Notes on 8 Majorana Fermions

TL;DR

This work analyzes the $d=1+1$ dimensional system of eight Majorana fermions through the lens of SO(8) triality, showing self- and chiral-trialities that relate $8_v$, $8_s$, and $8_c$ representations via ${f Z}_2$ gauge fields and Arf invariants. It develops a robust framework based on bosonization, partition-function identities, and background spin structures to connect free fermions with gauge-theoretic duals, and extends these dualities to the worldsheet of the superstring, including Type II and Type 0 theories. The paper then leverages these dualities to address symmetric mass generation, demonstrating how Spin(8) and Spin(7) invariant interactions can gap the eight Majoranas while preserving discrete ${f Z}_2$ symmetries, with Arf terms driving the phase structure.
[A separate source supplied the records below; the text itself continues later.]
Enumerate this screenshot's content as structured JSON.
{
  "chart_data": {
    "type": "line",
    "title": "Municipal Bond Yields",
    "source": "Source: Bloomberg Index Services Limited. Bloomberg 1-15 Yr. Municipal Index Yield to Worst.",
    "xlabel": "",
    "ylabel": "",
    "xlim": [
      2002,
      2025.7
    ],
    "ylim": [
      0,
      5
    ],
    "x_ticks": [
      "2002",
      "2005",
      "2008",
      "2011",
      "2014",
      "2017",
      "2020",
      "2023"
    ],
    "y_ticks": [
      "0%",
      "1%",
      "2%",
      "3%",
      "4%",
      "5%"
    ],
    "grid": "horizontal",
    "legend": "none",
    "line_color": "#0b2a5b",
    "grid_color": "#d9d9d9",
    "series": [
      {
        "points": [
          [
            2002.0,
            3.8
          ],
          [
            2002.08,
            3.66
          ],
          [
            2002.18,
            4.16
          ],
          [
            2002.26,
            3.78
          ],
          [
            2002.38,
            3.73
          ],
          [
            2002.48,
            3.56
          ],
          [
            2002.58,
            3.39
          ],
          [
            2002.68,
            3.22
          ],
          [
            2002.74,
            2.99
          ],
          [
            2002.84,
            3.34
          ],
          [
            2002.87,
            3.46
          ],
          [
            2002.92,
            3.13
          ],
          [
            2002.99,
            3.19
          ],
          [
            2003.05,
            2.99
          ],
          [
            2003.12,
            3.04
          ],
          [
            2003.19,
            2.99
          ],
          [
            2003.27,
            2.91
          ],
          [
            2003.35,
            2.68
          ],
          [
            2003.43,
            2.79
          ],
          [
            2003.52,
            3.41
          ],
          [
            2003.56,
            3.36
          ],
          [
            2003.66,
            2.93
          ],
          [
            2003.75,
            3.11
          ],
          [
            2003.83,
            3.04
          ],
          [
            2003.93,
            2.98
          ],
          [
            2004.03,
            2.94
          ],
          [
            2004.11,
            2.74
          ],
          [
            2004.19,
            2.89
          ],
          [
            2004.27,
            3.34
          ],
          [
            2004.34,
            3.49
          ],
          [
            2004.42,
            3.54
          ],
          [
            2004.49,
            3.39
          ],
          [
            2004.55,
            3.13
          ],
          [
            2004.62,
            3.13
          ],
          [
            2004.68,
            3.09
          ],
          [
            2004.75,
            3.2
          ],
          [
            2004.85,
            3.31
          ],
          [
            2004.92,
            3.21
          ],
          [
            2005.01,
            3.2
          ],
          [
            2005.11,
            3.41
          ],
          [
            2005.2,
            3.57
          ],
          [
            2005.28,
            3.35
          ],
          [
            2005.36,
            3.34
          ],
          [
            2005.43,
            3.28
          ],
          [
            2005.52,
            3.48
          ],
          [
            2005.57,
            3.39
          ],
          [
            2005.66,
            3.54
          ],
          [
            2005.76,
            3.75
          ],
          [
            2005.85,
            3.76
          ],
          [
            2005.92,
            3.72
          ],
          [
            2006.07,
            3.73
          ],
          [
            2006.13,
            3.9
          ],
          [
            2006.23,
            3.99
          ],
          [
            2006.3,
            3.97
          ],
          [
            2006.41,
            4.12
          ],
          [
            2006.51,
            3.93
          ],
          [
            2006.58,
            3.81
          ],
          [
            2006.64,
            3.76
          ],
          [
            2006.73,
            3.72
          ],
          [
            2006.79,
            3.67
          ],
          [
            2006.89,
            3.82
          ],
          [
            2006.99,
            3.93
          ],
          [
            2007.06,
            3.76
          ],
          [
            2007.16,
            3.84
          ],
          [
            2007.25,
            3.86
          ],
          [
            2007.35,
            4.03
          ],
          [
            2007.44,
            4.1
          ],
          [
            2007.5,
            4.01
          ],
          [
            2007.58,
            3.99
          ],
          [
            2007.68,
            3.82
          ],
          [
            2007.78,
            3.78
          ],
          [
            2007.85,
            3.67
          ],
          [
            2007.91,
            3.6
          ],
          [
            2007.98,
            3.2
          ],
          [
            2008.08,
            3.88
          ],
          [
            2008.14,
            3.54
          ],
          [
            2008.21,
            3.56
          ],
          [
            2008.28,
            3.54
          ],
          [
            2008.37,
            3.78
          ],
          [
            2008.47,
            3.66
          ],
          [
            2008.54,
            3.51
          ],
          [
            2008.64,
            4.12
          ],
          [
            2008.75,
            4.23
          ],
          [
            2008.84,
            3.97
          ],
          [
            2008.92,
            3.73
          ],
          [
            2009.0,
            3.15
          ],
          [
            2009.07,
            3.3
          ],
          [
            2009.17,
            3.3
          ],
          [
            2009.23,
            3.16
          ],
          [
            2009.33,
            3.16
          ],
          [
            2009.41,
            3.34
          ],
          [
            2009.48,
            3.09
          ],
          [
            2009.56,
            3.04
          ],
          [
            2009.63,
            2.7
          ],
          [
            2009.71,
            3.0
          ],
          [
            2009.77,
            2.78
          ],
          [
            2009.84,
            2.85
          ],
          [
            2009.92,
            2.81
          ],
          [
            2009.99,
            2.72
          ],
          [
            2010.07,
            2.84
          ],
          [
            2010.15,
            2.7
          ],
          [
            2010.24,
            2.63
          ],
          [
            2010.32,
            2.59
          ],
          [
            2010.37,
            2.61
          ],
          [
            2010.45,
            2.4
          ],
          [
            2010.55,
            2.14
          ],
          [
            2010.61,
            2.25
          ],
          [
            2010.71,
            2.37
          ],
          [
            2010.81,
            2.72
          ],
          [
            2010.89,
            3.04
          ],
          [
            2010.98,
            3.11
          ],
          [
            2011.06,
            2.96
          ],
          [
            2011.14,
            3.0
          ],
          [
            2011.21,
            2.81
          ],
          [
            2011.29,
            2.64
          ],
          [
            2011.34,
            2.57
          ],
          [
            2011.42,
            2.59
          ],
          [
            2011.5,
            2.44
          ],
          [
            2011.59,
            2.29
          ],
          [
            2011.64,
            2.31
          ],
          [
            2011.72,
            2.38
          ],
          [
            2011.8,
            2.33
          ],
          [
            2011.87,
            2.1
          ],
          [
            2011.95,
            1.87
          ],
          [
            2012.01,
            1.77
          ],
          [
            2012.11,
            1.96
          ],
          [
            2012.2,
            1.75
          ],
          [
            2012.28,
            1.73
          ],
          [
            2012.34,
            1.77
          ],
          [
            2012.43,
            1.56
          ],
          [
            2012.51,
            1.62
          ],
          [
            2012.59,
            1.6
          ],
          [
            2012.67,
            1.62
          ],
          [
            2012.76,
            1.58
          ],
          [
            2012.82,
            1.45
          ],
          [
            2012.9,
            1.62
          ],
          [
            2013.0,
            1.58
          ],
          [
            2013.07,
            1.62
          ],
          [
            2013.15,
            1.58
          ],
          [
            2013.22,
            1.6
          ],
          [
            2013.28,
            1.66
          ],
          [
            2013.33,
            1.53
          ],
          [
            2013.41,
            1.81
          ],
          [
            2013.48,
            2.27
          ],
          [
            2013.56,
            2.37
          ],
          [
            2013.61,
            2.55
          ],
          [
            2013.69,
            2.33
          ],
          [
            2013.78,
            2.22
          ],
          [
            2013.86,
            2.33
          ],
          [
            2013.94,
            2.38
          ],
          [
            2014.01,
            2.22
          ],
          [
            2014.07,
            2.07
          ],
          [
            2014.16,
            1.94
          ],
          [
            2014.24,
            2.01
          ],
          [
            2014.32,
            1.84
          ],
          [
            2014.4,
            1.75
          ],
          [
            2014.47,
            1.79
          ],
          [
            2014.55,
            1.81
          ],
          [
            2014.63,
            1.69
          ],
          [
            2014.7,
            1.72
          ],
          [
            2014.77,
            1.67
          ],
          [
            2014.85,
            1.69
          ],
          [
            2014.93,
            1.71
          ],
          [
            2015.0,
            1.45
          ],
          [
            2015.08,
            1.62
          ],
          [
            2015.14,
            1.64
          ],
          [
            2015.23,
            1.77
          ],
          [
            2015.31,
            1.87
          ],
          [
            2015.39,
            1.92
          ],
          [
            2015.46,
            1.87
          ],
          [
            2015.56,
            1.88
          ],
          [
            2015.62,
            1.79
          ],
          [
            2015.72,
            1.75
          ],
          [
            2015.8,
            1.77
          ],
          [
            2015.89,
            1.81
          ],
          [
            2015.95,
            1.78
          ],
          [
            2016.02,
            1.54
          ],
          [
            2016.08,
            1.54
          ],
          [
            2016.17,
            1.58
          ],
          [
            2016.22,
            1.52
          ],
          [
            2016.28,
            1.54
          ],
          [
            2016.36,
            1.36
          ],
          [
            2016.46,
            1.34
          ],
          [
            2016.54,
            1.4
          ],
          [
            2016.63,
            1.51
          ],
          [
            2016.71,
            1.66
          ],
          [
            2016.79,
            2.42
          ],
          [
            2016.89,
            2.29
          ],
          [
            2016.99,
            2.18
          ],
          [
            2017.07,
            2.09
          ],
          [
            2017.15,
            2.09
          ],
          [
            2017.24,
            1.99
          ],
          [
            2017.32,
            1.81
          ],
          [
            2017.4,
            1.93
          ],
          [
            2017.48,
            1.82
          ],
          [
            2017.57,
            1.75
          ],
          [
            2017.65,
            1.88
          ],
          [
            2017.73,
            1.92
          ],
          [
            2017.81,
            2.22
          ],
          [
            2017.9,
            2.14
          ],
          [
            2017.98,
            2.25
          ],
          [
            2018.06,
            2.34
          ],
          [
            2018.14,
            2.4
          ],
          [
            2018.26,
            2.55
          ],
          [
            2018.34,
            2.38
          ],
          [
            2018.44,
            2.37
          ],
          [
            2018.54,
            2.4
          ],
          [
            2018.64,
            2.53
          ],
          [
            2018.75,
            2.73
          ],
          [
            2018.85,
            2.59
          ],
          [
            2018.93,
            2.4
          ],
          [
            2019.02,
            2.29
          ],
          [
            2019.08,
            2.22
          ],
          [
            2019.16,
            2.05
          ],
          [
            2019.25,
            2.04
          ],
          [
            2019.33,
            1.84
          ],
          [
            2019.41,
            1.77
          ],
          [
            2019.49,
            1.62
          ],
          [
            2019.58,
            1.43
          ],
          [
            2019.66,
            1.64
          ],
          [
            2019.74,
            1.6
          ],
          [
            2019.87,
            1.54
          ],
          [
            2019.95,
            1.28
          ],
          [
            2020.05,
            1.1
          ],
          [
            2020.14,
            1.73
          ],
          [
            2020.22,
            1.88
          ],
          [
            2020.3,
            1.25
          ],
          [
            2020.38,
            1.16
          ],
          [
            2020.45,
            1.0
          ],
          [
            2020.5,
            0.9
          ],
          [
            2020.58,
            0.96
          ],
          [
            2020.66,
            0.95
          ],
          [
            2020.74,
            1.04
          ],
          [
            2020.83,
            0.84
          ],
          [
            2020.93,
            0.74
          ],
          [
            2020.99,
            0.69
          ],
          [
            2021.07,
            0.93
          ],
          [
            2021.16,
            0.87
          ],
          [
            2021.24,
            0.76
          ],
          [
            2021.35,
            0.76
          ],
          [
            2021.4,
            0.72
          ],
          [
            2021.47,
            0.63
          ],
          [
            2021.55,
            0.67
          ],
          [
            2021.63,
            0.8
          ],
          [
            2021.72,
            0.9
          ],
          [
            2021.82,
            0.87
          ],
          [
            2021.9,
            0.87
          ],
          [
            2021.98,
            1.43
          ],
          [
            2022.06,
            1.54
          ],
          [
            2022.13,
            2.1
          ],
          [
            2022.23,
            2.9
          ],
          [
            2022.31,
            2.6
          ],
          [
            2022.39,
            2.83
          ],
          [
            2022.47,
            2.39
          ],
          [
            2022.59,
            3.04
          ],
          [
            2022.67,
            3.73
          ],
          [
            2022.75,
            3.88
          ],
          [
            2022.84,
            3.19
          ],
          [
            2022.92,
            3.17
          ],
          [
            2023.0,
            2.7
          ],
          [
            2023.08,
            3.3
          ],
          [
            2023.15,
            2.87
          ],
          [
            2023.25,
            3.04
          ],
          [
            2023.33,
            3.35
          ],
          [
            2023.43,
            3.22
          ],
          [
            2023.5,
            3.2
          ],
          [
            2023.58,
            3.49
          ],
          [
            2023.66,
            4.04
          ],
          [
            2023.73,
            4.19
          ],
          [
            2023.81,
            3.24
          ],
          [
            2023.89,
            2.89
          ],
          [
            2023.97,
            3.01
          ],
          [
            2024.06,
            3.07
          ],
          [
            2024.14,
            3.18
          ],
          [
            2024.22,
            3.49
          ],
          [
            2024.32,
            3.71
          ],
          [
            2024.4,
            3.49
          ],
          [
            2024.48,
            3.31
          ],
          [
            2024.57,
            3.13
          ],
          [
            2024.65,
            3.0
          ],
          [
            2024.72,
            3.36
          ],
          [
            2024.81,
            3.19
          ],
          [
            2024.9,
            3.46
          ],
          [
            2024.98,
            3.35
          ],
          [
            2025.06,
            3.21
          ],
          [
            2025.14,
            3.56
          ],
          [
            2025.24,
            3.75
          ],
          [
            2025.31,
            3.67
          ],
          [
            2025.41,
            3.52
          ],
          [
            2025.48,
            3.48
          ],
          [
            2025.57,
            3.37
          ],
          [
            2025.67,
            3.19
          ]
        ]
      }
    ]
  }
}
Collectively, the results illuminate how spin structure, gauge sectors, and dualities orchestrate the spectrum and ground-state structure across 2D dual descriptions, with implications for SPT physics and string quantization.

Abstract

Eight Majorana fermions in $d=1+1$ dimensions enjoy a triality that permutes the representation of the $SO(8)$ global symmetry in which the fermions transform. This triality plays an important role in the quantization of the superstring, and in the analysis of interacting topological insulators and the associated phenomenon of symmetric mass generation. The purpose of these notes is to provide an introduction to the triality and its applications, with careful attention paid to various ${\bf Z}_2$ global and gauge symmetries and their coupling to background spin structures.